One of the new initiatives the New York Philharmonic rolled out last season, to coincide with the arrival of music director Jaap van Zweden (and Deborah Borda, the institution's president, as well) was "Phil the Hall," an unambiguously populist gesture in which first responders, volunteers, and other public-service professionals were invited to come to Lincoln Center, hear some very good music played by the city's flagship ensemble, and feel welcomed and celebrated.
The program – hosted by Miss America, Nia Franklin, and conducted by Van Zweden – was presented four times, with tickets priced at $5. A video featuring highlights from last year's events is available on the Philharmonic website. Tony Tommasini's New York Times review conveys many details and impressions—including praise for two of the composers, both 11-year-old participants in the orchestra's Very Young Composers program.
This year, it appears that "Phil the Hall" is happening only once, on Friday, April 3, at 8pm.
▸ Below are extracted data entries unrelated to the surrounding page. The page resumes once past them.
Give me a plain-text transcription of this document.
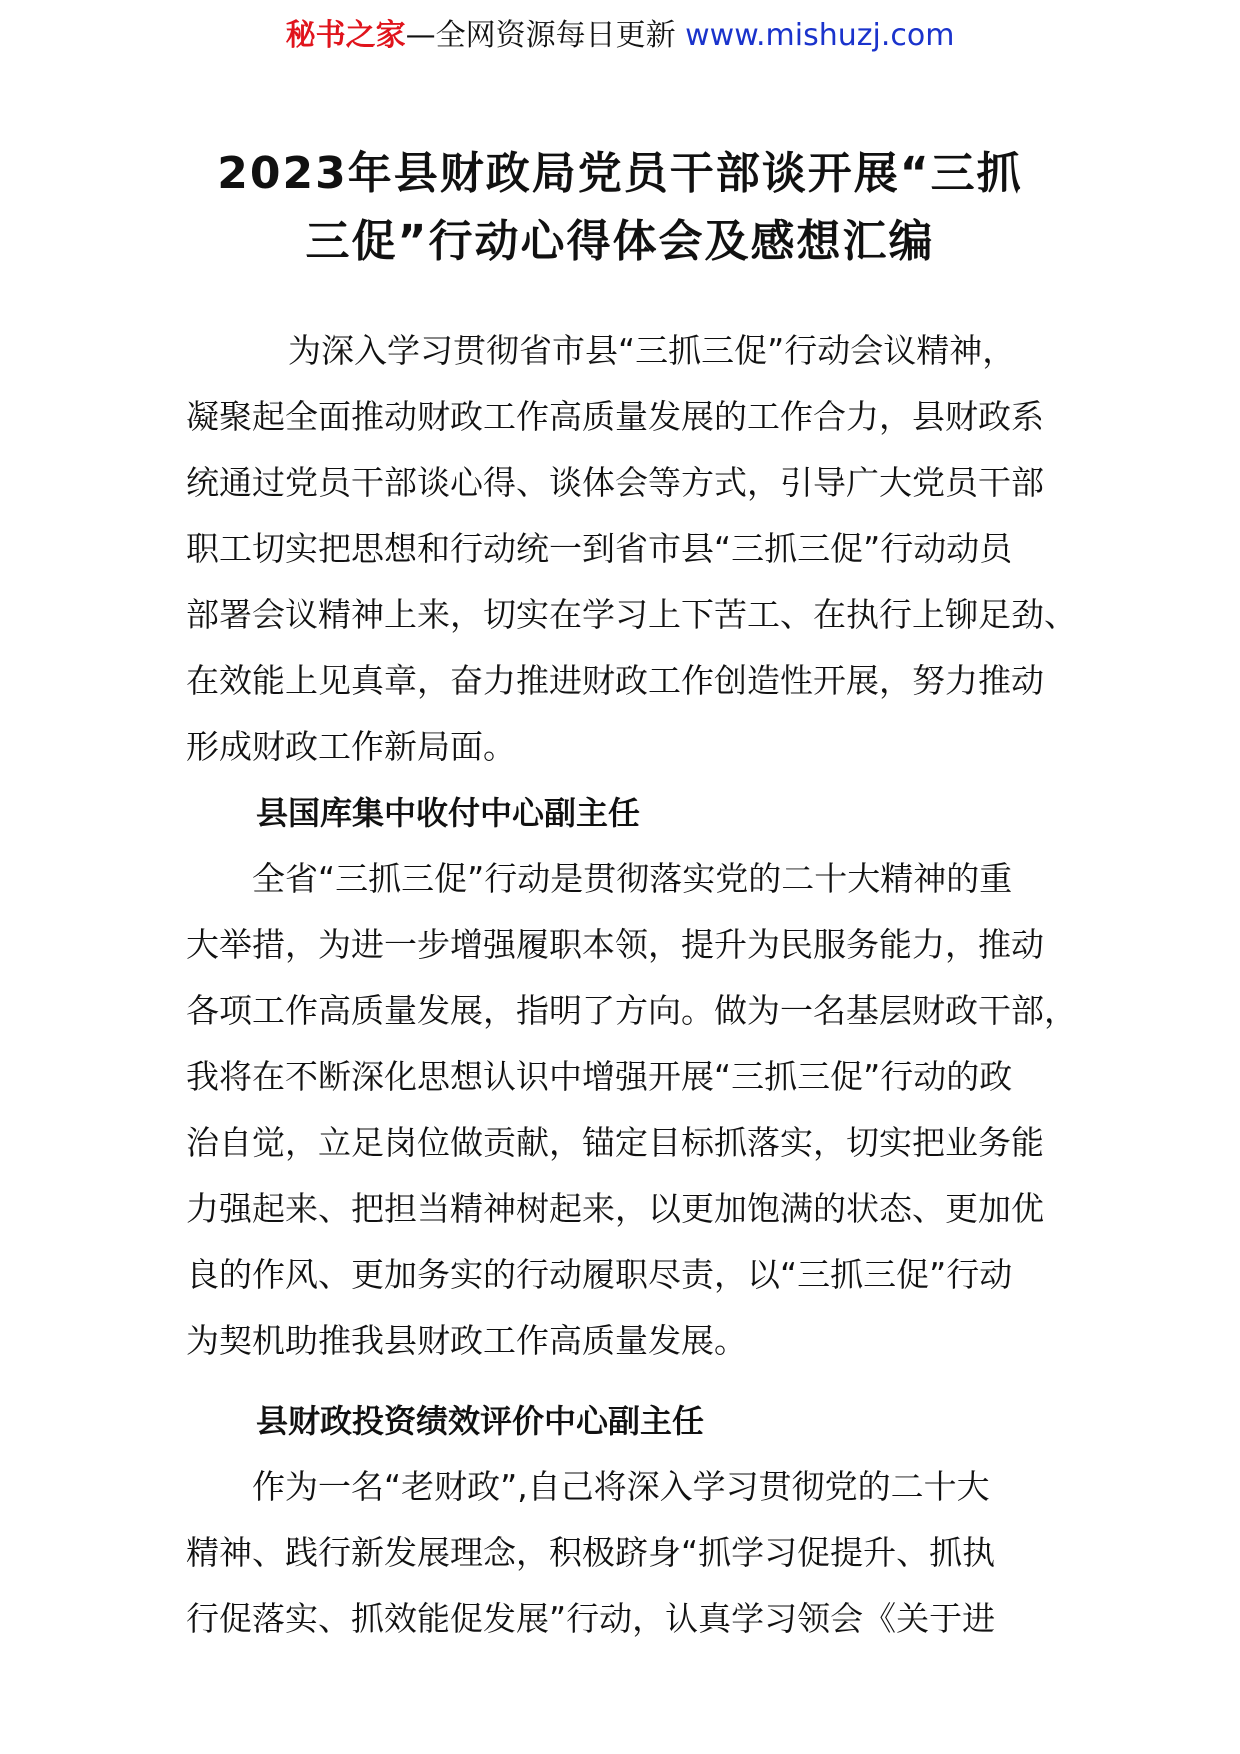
秘书之家—全网资源每日更新 www.mishuzj.com
2023年县财政局党员干部谈开展“三抓
三促”行动心得体会及感想汇编
为深入学习贯彻省市县“三抓三促”行动会议精神，
凝聚起全面推动财政工作高质量发展的工作合力，县财政系
统通过党员干部谈心得、谈体会等方式，引导广大党员干部
职工切实把思想和行动统一到省市县“三抓三促”行动动员
部署会议精神上来，切实在学习上下苦工、在执行上铆足劲、
在效能上见真章，奋力推进财政工作创造性开展，努力推动
形成财政工作新局面。
县国库集中收付中心副主任
全省“三抓三促”行动是贯彻落实党的二十大精神的重
大举措，为进一步增强履职本领，提升为民服务能力，推动
各项工作高质量发展，指明了方向。做为一名基层财政干部，
我将在不断深化思想认识中增强开展“三抓三促”行动的政
治自觉，立足岗位做贡献，锚定目标抓落实，切实把业务能
力强起来、把担当精神树起来，以更加饱满的状态、更加优
良的作风、更加务实的行动履职尽责，以“三抓三促”行动
为契机助推我县财政工作高质量发展。
县财政投资绩效评价中心副主任
作为一名“老财政”,自己将深入学习贯彻党的二十大
精神、践行新发展理念，积极跻身“抓学习促提升、抓执
行促落实、抓效能促发展”行动，认真学习领会《关于进
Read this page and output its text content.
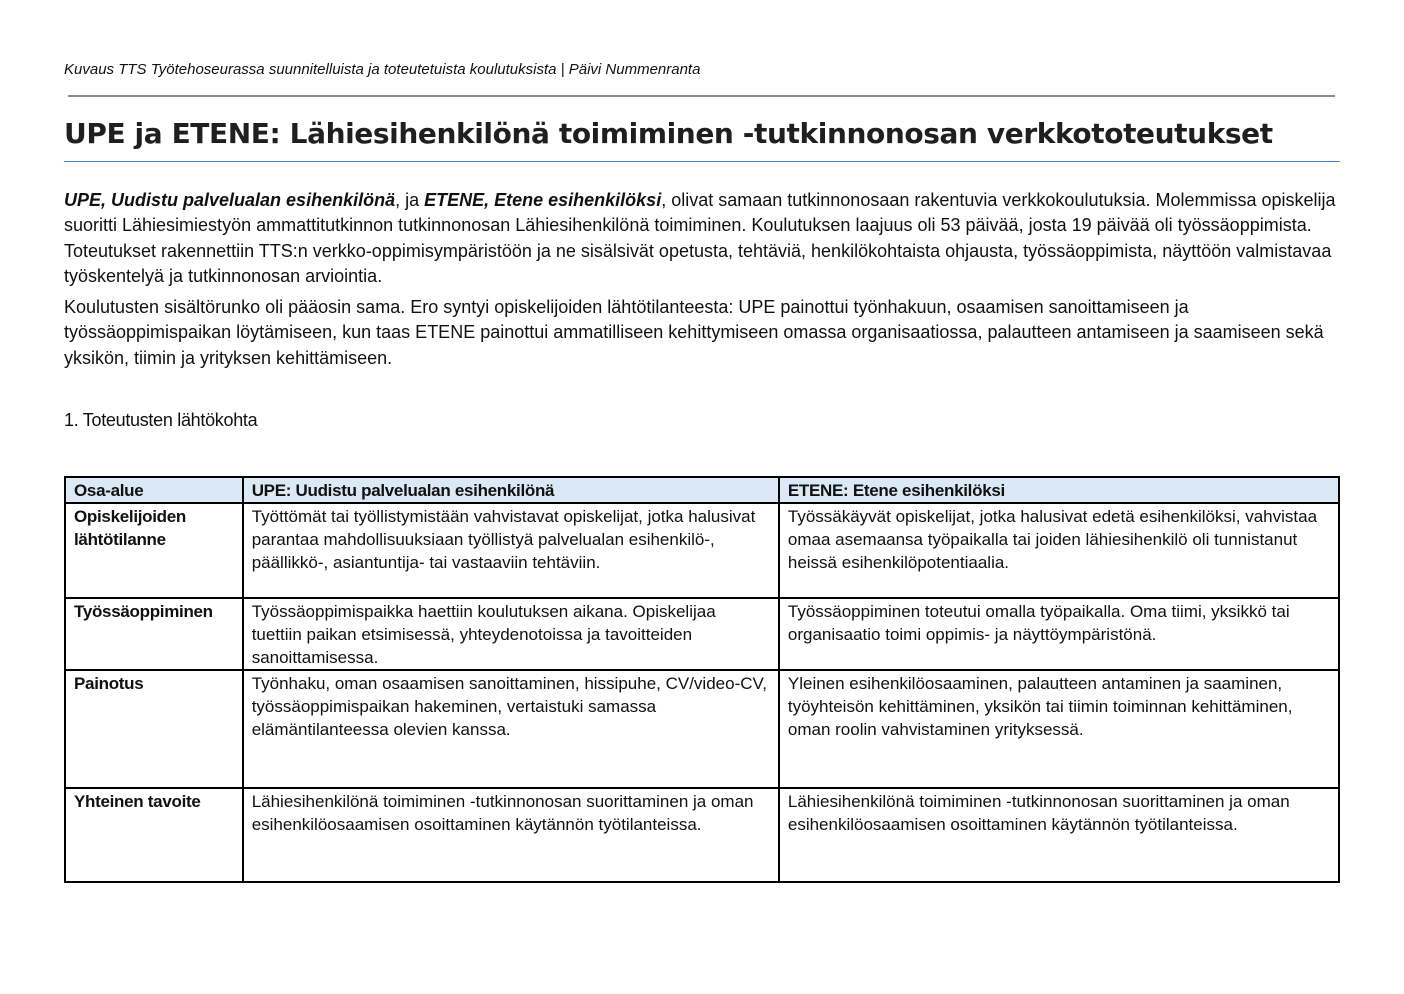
Kuvaus TTS Työtehoseurassa suunnitelluista ja toteutetuista koulutuksista | Päivi Nummenranta
UPE ja ETENE: Lähiesihenkilönä toimiminen -tutkinnonosan verkkototeutukset

UPE, Uudistu palvelualan esihenkilönä, ja ETENE, Etene esihenkilöksi, olivat samaan tutkinnonosaan rakentuvia verkkokoulutuksia. Molemmissa opiskelija suoritti Lähiesimiestyön ammattitutkinnon tutkinnonosan Lähiesihenkilönä toimiminen. Koulutuksen laajuus oli 53 päivää, josta 19 päivää oli työssäoppimista. Toteutukset rakennettiin TTS:n verkko-oppimisympäristöön ja ne sisälsivät opetusta, tehtäviä, henkilökohtaista ohjausta, työssäoppimista, näyttöön valmistavaa työskentelyä ja tutkinnonosan arviointia.

Koulutusten sisältörunko oli pääosin sama. Ero syntyi opiskelijoiden lähtötilanteesta: UPE painottui työnhakuun, osaamisen sanoittamiseen ja työssäoppimispaikan löytämiseen, kun taas ETENE painottui ammatilliseen kehittymiseen omassa organisaatiossa, palautteen antamiseen ja saamiseen sekä yksikön, tiimin ja yrityksen kehittämiseen.

1. Toteutusten lähtökohta
Osa-alue	UPE: Uudistu palvelualan esihenkilönä	ETENE: Etene esihenkilöksi
Opiskelijoiden lähtötilanne	Työttömät tai työllistymistään vahvistavat opiskelijat, jotka halusivat parantaa mahdollisuuksiaan työllistyä palvelualan esihenkilö-, päällikkö-, asiantuntija- tai vastaaviin tehtäviin.	Työssäkäyvät opiskelijat, jotka halusivat edetä esihenkilöksi, vahvistaa omaa asemaansa työpaikalla tai joiden lähiesihenkilö oli tunnistanut heissä esihenkilöpotentiaalia.
Työssäoppiminen	Työssäoppimispaikka haettiin koulutuksen aikana. Opiskelijaa tuettiin paikan etsimisessä, yhteydenotoissa ja tavoitteiden sanoittamisessa.	Työssäoppiminen toteutui omalla työpaikalla. Oma tiimi, yksikkö tai organisaatio toimi oppimis- ja näyttöympäristönä.
Painotus	Työnhaku, oman osaamisen sanoittaminen, hissipuhe, CV/video-CV, työssäoppimispaikan hakeminen, vertaistuki samassa elämäntilanteessa olevien kanssa.	Yleinen esihenkilöosaaminen, palautteen antaminen ja saaminen, työyhteisön kehittäminen, yksikön tai tiimin toiminnan kehittäminen, oman roolin vahvistaminen yrityksessä.
Yhteinen tavoite	Lähiesihenkilönä toimiminen -tutkinnonosan suorittaminen ja oman esihenkilöosaamisen osoittaminen käytännön työtilanteissa.	Lähiesihenkilönä toimiminen -tutkinnonosan suorittaminen ja oman esihenkilöosaamisen osoittaminen käytännön työtilanteissa.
There's no specification about types of professionals being invited to participate on the page for the event on the Philharmonic website, which simply states that Van Zweden and the orchestra "welcome our fellow New Yorkers to this special concert, back by popular demand."
There are a few new wrinkles. Along with the program announced in advance, audience members are requested to cast votes (here) for additional works to be played: the overture to Mozart's Marriage of Figaro or Rossini's William Tell, a splashy brass passage from Also sprach Zarathustra or Pictures at an Exhibition, and so on. Also stipulated this year: audience response will determine which piece gets an encore performance right there, on the spot.
What impresses me most, though, is that along with the Bernstein-era canon fodder, from Copland, Shostakovich, and Bernstein himself, the Philharmonic will present two works of more recent vintage—and more recent significance, too. Tread softly, by Nina C. Young, was the first of the institution's Project 19 commissions to be performed: a sequence of impressions, ruminations, and ecstatic expressions that materialize in sequence, then get cut off all too abruptly.
Young's piece is vivid, resourceful, and unpredictable, and makes its point imaginatively and poetically. And it's wholly likely that Tread softly will sound even more impressive in this context than it did among the odd-bedfellow works by Haydn and Mozart that adjoined its premiere. (I wrote a bit more about Project 19 and Young last month, here.)
The other recent piece on the "Phil the Hall" bill is Sweating Bullets, by Paloma Alonso—who was 12 years old when her work had its world premiere on December 7, 2019, during a Young People's Concert conducted by Van Zweden (his first), alongside pieces by Beethoven, Steve Reich, and Reena Esmail.
Alonso's composition, a cinematic evocation of jangled nerves, was a hit—and a highlight of the first YPC event I got to attend with The Girl, who was wildly impressed that the relatively small person she saw onstage could marshal such big, big sounds.
My hat's off to whoever selected the Young and Alonso works for this event. Both are effective, exciting pieces—and both make strong statements about representation and ability, too.